Er war es endgültig leid. Nun unterrichtete er schon mehrere Jahre an einem Privatgymnasium im bayerischen Alpenvorland und hatte viele beglückende Erfahrungen machen dürfen beim Umgang mit jungen, strebsamen Leuten.

Aber die Zeiten änderten sich offensichtlich, immer häufiger sah er kritische Blicke oder es wagte sich sogar Widerspruch hervor, wenn er die abendländische Kultur und ihre großen Geister verteidigte.

Er überlegte kurz, ob er sicherheitshalber auch die „Geisterinnen“ berücksichtigen sollte – aber er ließ es dann doch lieber. So weit war die Geschlechtervielfalt anscheinend doch noch nicht fortgeschritten.

Andererseits: War er nicht auch für Gerechtigkeit und gegen Diskriminierung? Aber er beschloss, das erst mal zurückzustellen und sich seinem aktuellen Haupt-Anliegen zuzuwenden.

Am Tag vorher hatte er sich nicht so wohl gefühlt und deshalb beschlossen, mit seinem Grundkurs Deutsch auch einmal den so genannten Informatikraum aufzusuchen.

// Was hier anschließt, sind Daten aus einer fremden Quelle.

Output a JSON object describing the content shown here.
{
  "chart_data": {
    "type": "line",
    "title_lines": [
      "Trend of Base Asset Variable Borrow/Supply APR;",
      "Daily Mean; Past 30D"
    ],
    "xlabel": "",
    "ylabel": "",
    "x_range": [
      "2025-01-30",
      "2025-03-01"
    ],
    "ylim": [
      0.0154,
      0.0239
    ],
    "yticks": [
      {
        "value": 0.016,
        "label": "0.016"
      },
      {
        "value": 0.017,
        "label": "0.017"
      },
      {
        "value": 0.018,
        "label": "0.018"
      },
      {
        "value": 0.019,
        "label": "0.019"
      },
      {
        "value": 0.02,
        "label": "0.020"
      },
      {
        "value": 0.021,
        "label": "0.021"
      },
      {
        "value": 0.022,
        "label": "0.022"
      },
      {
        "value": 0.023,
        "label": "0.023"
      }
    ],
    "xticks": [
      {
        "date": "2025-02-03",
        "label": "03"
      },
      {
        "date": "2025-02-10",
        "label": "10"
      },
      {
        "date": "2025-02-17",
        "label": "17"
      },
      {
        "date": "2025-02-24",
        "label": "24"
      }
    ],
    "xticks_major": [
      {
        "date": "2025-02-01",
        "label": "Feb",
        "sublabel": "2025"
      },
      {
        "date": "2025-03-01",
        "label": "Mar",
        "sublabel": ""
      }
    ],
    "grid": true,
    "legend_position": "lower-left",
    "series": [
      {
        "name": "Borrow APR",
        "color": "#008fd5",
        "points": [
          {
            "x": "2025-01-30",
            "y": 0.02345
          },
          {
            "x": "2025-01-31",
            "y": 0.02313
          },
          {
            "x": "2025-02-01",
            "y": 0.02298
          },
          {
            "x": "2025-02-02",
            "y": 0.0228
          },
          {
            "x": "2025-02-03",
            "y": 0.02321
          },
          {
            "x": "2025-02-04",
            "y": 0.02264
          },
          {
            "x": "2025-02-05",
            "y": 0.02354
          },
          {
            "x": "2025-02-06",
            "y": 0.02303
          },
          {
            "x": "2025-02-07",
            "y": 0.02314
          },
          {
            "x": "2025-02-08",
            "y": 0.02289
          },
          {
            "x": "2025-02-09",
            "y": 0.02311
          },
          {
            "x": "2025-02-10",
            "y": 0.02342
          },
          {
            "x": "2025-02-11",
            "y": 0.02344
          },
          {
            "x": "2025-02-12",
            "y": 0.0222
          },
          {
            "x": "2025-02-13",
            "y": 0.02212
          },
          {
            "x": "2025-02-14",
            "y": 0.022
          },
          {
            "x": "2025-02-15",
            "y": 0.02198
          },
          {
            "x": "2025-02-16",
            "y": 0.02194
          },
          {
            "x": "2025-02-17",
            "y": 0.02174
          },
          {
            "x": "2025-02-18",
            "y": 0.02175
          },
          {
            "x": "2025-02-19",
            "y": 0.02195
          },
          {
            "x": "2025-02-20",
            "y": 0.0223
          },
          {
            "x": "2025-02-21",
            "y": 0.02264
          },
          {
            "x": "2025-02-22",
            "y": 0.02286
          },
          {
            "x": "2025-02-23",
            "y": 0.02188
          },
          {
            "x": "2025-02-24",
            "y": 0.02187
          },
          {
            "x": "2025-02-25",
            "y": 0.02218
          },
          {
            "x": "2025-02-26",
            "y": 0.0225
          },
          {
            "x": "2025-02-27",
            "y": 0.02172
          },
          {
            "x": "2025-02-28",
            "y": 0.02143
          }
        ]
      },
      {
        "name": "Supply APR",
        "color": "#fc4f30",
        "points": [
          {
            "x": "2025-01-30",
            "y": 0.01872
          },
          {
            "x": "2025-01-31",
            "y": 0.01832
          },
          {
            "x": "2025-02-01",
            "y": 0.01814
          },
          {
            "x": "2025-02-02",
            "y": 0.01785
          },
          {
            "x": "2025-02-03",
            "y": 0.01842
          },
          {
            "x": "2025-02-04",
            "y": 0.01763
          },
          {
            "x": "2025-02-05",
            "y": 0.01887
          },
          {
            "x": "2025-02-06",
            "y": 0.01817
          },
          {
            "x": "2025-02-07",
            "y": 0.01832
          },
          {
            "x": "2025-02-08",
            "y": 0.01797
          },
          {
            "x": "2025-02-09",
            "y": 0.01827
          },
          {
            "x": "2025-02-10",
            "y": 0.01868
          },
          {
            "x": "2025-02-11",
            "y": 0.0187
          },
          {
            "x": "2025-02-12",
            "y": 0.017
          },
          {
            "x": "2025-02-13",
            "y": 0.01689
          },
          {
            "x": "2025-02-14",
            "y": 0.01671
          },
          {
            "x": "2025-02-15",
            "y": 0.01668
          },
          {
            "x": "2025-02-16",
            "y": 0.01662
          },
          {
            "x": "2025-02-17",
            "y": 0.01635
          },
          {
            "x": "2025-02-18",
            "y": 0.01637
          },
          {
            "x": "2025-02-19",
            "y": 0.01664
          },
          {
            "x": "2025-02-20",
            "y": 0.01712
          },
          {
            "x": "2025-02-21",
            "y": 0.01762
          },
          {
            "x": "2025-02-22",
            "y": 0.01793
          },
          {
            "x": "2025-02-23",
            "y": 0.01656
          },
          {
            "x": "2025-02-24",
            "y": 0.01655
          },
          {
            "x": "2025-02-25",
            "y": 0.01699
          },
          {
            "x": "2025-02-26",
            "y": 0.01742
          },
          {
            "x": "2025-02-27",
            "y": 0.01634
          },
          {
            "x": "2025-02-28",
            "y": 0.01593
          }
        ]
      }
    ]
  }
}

Dort hatte er ein Arbeitsblatt ausgeteilt, auf dem die Schüler und Schülerinnen im Internet vorhandene Rezensionen im Hinblick auf Lessings Meisterwerk „Nathan der Weise“ auswerten sollten.

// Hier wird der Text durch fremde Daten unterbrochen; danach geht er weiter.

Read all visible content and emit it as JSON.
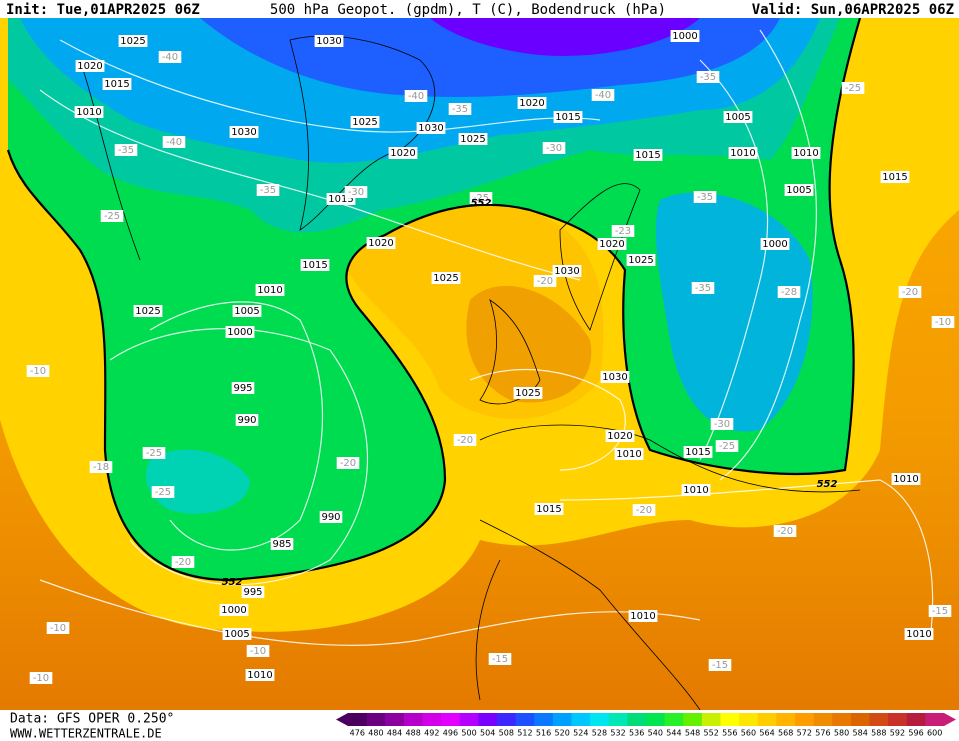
{
  "header": {
    "init": "Init: Tue,01APR2025 06Z",
    "title": "500 hPa Geopot. (gpdm), T (C), Bodendruck (hPa)",
    "valid": "Valid: Sun,06APR2025 06Z"
  },
  "footer": {
    "data": "Data: GFS OPER 0.250°",
    "site": "WWW.WETTERZENTRALE.DE"
  },
  "colorbar": {
    "labels": [
      476,
      480,
      484,
      488,
      492,
      496,
      500,
      504,
      508,
      512,
      516,
      520,
      524,
      528,
      532,
      536,
      540,
      544,
      548,
      552,
      556,
      560,
      564,
      568,
      572,
      576,
      580,
      584,
      588,
      592,
      596,
      600
    ],
    "colors": [
      "#4b0060",
      "#6a007f",
      "#8c00a0",
      "#b400c8",
      "#d200e6",
      "#e400ff",
      "#b400ff",
      "#7800ff",
      "#3c28ff",
      "#1e50ff",
      "#0a78ff",
      "#00a0ff",
      "#00c8ff",
      "#00e6f0",
      "#00e6b4",
      "#00dc78",
      "#00e650",
      "#28f028",
      "#64f000",
      "#c8f000",
      "#ffff00",
      "#ffe600",
      "#ffcc00",
      "#ffb400",
      "#ff9c00",
      "#f08c00",
      "#e87800",
      "#dc6400",
      "#d24b14",
      "#c83228",
      "#b41e3c",
      "#c81e78"
    ]
  },
  "map": {
    "isobar_labels": [
      1025,
      1030,
      1020,
      1015,
      1010,
      1030,
      1025,
      1030,
      1020,
      1025,
      1020,
      1015,
      1000,
      1005,
      1010,
      1010,
      1015,
      1005,
      1015,
      1000,
      1015,
      1020,
      1015,
      1025,
      1030,
      1020,
      1025,
      1010,
      1025,
      1005,
      1000,
      995,
      990,
      990,
      985,
      995,
      1000,
      1005,
      1010,
      1025,
      1030,
      1020,
      1010,
      1015,
      1010,
      1015,
      1010,
      1010,
      1010
    ],
    "temperature_labels": [
      -40,
      -35,
      -25,
      -40,
      -35,
      -40,
      -35,
      -40,
      -30,
      -35,
      -25,
      -30,
      -35,
      -25,
      -23,
      -28,
      -35,
      -20,
      -20,
      -10,
      -20,
      -30,
      -25,
      -25,
      -18,
      -25,
      -20,
      -20,
      -20,
      -20,
      -10,
      -10,
      -10,
      -15,
      -15,
      -15,
      -10
    ],
    "contour_552_labels": [
      552,
      552,
      552
    ]
  }
}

Sein Unwohlsein hatte sich verstärkt, als an einzelnen Arbeitsplätzen – erst zaghaft und dann immer stärker – Gelächter aufkeimte. Dann sammelten sich Schülergruppen sogar um einzelne Rechner. Als er sich zu ihnen gesellte, sah er auf dem Bildschirm eine Liste von Punkten, was in Lessings Werk alles unstimmig beziehungsweise fragwürdig wäre. Er beschloss, am Ende der Stunde, die Arbeitsblätter einzusammeln. Dann konnte er in aller Ruhe – soweit nötig – möglicher Kritik entgegenwirken.

Jetzt hatte er die Zettel ausgewertet und beschlossen, sich in der Schule erst mal krank zu melden. Was er hatte lesen müssen, grenzte an kulturellen Hochverrat. Man hatte sich nicht einmal davor gescheut, aus irgendwelchen sozialen Netzwerken – so hieß das wohl – regelrecht bösartige, ja einem Fall sogar blasphemische Bemerkungen mit aufzunehmen.

Der Eindruck, dass dagegen massiv, aber auch klug vorgegangen werden müsste, verstärkte sich bei ihm. Also beschloss er, eine Variante des Parabeltricks anzuwenden, indem er seine Sicht der Dinge, nicht direkt, gewissermaßen ex cathedra vortrug, sondern einen Text aus der aktuellen Zeitung mitbrachte. Wozu kannte er Redakteur Schrotenkorn vom Klarfurter Tagblatt, dessen Vorläufer bis auf das frühe 19. Jahrhundert zurückging.

Es kostete ihn eine Flasche von seinem fantastischen Lieblingswein aus der Toskana und das Versprechen, bis 18:00 Uhr fertig zu sein, um eine aktuelle Rezension zur kulturellen Lage an unseren Schulen auf den medialen Weg zu bringen.

Vorbei waren alle Schmerzen, sein Geist nahm Fahrt auf und setzte zu einem regelrechten Höhenflug an.

Am Ende war ein kleines Meisterwerk entstanden, das sicher geeignet war, dem aktuellen Negativtrend entgegenzuwirken. Schon eine halbe Stunde vor Toresschluss war die Mail abgeschickt und auch bestätigt worden. Jetzt konnte er sich in Ruhe mit einem Ausdruck seines intellektuellen Gegenangriffs ins Bett zurückziehen und sich der Genesung hingeben.